Afetlere karşı dirençli şehirler oluşturmakta üniversitelere önemli görevler düştüğünü söyleyen Çabuk, üniversitelerin artık yalnızca teorik bilgi üreten kurumlar olarak değil, sahada çözüm geliştiren ve topluma doğrudan dokunan yapılan haline gelmesi gerektiğini vurguladı. Üniversitelerin dört temel alanda sorumluluk üstlenebileceğini belirten Çabuk, ilk olarak bilimsel verilerle ve ileri teknoloji kullanılarak şehirlerin afet risk analizlerinin yapılması ve bu analizlerin yerel yönetimlerle paylaşılmasının büyük önem taşıdığını ifade etti.  Çabuk, bu kapsamda Eskişehir Teknik Üniversitesi’nin yaptığı yapı sağlığı izleme, jeolojik, jeofizik ve geoteknik çalışmalar, coğrafi bilgi sistemleri ve uzaktan algılama gibi teknolojilerle yapılan analizlerin büyük önem taşıdığını vurguladı.  İkinci olarak, üniversitelerin toplumun afet farkındalığını artırmak için eğitimler düzenlenmesi gerektiğini belirten Çabuk, özellikle okullar ve mahallerde yapılacak uygulamalı tatbikatların toplumu bilinçlendirme açısından çok değerli olduğunu söyledi. Üçüncü olarak,  üniversitelerin ilgili bölümlerinde afetlere dayanıklı ve sürdürülebilir şehircilik anlayışını merkeze alan yeni müfredatlar oluşturulması gerektiğine işaret eden Çabuk, bu sayede mezunların afet bilinciyle yetişeceğini belirtti.  Çabuk, üniversitelerin kamu kurumları, özel sektör ve sivil toplum kuruluşlarıyla işbirliği içinde ortak projeler ve etkinlikler düzenleyerek bilimsel bilginin sahada somut uygulamalara dönüşmesini sağlayabileceğini vurguladı. 

Afetleri durduramayız ama yıkımı önleyebiliriz

Çabuk, Türkiye’de sürdürülebilir ve afetlere dirençli şehirler inşa etmenin yolunun, kent planlamasında kamu yararını ve bilimsel verileri merkeze almaktan geçtiğini söyledi.
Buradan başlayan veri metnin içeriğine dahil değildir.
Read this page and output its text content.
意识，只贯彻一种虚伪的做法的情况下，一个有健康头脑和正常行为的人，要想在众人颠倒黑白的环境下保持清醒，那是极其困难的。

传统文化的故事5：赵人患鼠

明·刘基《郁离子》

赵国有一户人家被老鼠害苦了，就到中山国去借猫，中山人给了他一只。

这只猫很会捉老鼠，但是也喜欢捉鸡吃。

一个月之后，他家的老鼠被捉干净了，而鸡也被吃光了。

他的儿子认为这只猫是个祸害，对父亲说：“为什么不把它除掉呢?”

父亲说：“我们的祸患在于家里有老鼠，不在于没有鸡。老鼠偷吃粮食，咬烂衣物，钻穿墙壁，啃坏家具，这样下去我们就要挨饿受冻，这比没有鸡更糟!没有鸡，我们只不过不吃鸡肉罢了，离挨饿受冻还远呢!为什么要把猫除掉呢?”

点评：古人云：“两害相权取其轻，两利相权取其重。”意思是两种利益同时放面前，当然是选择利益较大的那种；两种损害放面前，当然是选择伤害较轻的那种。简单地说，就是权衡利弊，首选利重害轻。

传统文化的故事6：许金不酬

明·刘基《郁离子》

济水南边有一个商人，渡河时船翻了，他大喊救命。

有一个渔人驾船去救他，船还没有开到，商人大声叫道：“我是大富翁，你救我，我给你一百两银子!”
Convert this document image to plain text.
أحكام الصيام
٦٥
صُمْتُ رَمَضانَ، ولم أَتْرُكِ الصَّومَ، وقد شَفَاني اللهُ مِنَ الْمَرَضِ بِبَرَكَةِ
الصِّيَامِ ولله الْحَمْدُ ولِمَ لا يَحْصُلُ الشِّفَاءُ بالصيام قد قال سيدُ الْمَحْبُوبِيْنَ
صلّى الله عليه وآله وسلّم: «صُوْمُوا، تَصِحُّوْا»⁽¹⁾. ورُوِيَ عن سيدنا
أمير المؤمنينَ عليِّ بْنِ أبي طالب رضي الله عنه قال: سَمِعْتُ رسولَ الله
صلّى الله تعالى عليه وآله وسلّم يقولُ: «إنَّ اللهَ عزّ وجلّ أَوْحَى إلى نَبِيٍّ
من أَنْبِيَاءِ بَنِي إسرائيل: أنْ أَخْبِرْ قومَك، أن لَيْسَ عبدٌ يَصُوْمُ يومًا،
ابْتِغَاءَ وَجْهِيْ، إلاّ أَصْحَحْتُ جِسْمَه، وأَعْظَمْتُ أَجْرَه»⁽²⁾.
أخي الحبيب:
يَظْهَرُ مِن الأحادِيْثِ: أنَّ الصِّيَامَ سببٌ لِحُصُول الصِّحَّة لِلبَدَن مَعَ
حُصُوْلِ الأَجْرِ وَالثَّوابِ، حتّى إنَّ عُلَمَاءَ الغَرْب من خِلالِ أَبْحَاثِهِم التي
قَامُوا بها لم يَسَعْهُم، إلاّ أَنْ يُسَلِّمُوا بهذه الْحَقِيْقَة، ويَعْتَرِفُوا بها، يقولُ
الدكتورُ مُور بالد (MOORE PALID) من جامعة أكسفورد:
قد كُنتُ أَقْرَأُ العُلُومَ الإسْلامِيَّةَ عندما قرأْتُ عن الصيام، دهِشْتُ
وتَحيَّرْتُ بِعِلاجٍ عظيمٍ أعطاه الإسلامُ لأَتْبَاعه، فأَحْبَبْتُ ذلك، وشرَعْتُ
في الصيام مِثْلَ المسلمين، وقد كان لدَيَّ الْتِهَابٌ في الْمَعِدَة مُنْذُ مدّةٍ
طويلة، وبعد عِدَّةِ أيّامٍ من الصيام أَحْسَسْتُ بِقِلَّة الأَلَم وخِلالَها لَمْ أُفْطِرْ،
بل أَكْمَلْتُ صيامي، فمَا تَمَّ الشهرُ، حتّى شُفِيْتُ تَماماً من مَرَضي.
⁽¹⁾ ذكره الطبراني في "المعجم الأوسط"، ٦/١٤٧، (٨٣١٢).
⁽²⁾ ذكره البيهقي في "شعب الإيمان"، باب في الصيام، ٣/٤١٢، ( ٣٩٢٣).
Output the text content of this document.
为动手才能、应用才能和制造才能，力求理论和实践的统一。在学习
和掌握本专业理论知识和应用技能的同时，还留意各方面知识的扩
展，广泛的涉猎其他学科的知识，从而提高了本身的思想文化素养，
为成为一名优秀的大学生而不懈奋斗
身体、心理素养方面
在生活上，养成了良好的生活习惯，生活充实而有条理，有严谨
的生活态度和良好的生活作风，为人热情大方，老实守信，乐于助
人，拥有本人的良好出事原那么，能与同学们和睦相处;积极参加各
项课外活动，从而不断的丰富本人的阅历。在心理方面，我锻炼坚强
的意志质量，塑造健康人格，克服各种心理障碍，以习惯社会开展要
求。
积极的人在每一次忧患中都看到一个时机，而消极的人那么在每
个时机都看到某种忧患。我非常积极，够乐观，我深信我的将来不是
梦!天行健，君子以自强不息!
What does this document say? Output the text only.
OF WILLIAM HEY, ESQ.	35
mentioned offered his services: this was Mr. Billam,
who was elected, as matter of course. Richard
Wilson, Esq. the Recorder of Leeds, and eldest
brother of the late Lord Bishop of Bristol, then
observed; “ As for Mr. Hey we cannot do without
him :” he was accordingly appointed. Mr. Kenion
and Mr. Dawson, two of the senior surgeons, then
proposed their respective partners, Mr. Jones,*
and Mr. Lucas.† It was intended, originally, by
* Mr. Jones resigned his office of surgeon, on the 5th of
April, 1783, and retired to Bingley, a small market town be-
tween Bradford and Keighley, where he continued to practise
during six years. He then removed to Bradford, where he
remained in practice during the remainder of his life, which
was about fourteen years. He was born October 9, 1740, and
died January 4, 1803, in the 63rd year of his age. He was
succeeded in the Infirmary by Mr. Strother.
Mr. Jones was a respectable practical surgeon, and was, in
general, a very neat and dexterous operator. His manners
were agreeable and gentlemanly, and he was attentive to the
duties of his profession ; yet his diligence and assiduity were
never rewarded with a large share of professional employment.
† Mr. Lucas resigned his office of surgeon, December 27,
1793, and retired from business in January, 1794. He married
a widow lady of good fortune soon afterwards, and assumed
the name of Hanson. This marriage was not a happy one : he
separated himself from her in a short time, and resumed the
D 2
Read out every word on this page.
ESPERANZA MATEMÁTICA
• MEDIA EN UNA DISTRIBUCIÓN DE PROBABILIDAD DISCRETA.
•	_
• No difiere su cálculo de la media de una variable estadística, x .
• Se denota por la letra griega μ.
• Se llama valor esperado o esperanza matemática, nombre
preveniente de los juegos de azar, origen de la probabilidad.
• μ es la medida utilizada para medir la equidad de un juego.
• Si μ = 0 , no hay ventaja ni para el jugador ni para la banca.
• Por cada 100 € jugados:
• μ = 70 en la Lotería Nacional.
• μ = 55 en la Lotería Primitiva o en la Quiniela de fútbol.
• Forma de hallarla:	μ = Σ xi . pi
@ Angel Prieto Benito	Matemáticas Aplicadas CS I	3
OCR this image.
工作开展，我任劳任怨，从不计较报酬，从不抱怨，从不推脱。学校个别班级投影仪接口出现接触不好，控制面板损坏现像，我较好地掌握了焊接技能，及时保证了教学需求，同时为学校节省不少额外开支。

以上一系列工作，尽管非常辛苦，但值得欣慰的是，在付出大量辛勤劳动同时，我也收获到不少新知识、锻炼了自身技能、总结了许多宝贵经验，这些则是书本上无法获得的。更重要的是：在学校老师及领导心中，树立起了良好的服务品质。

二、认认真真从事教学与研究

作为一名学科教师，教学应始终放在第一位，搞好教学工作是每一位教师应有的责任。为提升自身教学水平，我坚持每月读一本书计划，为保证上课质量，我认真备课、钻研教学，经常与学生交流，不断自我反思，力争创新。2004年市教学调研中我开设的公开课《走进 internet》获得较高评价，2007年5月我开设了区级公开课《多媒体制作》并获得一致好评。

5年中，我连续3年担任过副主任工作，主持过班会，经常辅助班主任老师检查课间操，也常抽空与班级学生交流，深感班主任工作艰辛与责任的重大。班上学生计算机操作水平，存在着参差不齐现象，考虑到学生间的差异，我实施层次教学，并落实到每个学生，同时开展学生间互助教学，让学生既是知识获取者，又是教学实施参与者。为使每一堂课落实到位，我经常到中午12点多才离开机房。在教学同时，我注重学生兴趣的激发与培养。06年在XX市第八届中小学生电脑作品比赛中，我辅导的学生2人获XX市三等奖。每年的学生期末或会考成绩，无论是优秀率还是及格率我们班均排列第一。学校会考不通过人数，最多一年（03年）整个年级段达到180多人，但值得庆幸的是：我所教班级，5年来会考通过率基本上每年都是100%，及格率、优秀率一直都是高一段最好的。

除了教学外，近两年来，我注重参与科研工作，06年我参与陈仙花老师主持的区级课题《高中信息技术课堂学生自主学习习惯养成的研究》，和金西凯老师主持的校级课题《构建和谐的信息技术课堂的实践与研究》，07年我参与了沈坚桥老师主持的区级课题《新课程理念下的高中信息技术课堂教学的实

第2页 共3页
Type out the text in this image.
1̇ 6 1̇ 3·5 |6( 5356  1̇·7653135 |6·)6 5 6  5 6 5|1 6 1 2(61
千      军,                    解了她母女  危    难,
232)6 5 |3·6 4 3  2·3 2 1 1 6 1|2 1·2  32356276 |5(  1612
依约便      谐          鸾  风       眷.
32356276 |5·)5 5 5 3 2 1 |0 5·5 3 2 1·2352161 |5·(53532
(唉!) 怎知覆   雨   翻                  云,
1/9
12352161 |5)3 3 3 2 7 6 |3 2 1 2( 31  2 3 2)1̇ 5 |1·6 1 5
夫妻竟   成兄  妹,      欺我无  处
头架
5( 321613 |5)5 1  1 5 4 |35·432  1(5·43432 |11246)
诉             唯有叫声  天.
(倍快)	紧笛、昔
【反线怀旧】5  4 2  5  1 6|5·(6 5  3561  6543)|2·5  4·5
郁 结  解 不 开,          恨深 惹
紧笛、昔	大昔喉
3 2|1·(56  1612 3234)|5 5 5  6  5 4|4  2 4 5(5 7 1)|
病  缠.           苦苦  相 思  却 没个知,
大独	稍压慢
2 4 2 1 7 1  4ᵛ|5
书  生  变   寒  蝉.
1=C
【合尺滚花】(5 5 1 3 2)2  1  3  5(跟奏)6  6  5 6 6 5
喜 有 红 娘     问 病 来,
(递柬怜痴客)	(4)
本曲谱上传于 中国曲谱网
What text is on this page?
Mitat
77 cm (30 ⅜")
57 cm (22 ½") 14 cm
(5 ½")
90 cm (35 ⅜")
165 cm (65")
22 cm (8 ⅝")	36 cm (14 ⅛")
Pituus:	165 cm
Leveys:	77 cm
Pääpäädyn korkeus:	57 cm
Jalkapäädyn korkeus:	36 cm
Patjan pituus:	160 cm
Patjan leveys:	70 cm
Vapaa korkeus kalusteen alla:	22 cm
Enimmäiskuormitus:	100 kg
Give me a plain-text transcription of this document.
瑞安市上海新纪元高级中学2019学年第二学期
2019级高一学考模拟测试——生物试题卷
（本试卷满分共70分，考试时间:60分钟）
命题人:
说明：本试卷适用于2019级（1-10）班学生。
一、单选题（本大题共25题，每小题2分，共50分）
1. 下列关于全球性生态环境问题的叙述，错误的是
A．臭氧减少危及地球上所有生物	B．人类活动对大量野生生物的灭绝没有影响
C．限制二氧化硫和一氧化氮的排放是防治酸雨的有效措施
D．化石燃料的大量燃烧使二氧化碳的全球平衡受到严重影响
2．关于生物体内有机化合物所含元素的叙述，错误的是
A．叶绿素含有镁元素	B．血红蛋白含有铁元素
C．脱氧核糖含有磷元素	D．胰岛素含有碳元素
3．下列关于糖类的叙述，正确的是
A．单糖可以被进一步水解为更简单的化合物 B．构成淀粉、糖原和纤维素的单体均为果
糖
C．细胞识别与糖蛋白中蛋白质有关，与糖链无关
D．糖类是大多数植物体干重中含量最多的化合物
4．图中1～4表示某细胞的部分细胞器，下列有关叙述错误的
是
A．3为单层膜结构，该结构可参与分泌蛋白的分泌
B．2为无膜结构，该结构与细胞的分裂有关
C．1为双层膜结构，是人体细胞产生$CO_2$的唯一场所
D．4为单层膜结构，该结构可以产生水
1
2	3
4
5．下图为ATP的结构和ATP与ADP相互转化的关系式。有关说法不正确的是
Geleceğin şehirlerin yalnızca sağlam binalardan değil, doğayla uyum, sosyal adalet, kültürel süreklilik ve katılımcı yönetim anlayışıyla şekillenmesi gerektiğini vurgulayan Çabuk, “Şehirlerimizi planlarken sadece deprem riskini değil, iklim krizini, su kıtlığı, gıda güvenliği, sosyal eşitsizlik ve kır-kent dengesini birlikte düşünmeliyiz. Gelecek kuşaklara yalnızca ayakta kalan değil, yaşanabilir, nefes alınabilir, adil ve dirençli şehirler bırakabilmeliyiz. Beton yığınları değil, toplumsal bilinç ve bilimsel aklın yön verdiği şehirler inşa etmeliyiz.  Bunu başarmak için bilim insanları, yerel yöneticiler, vatandaşlar ve gençler hep birlikte sorumluluk üstlenmeli. Afetleri engelleyemeyiz belki ama yıkımın kader olmadığını gösterebiliriz. Bunu başarabilirsek, sadece kentleri değil, geleceği de dönüştürmüş oluruz” ifadelerini kullandı.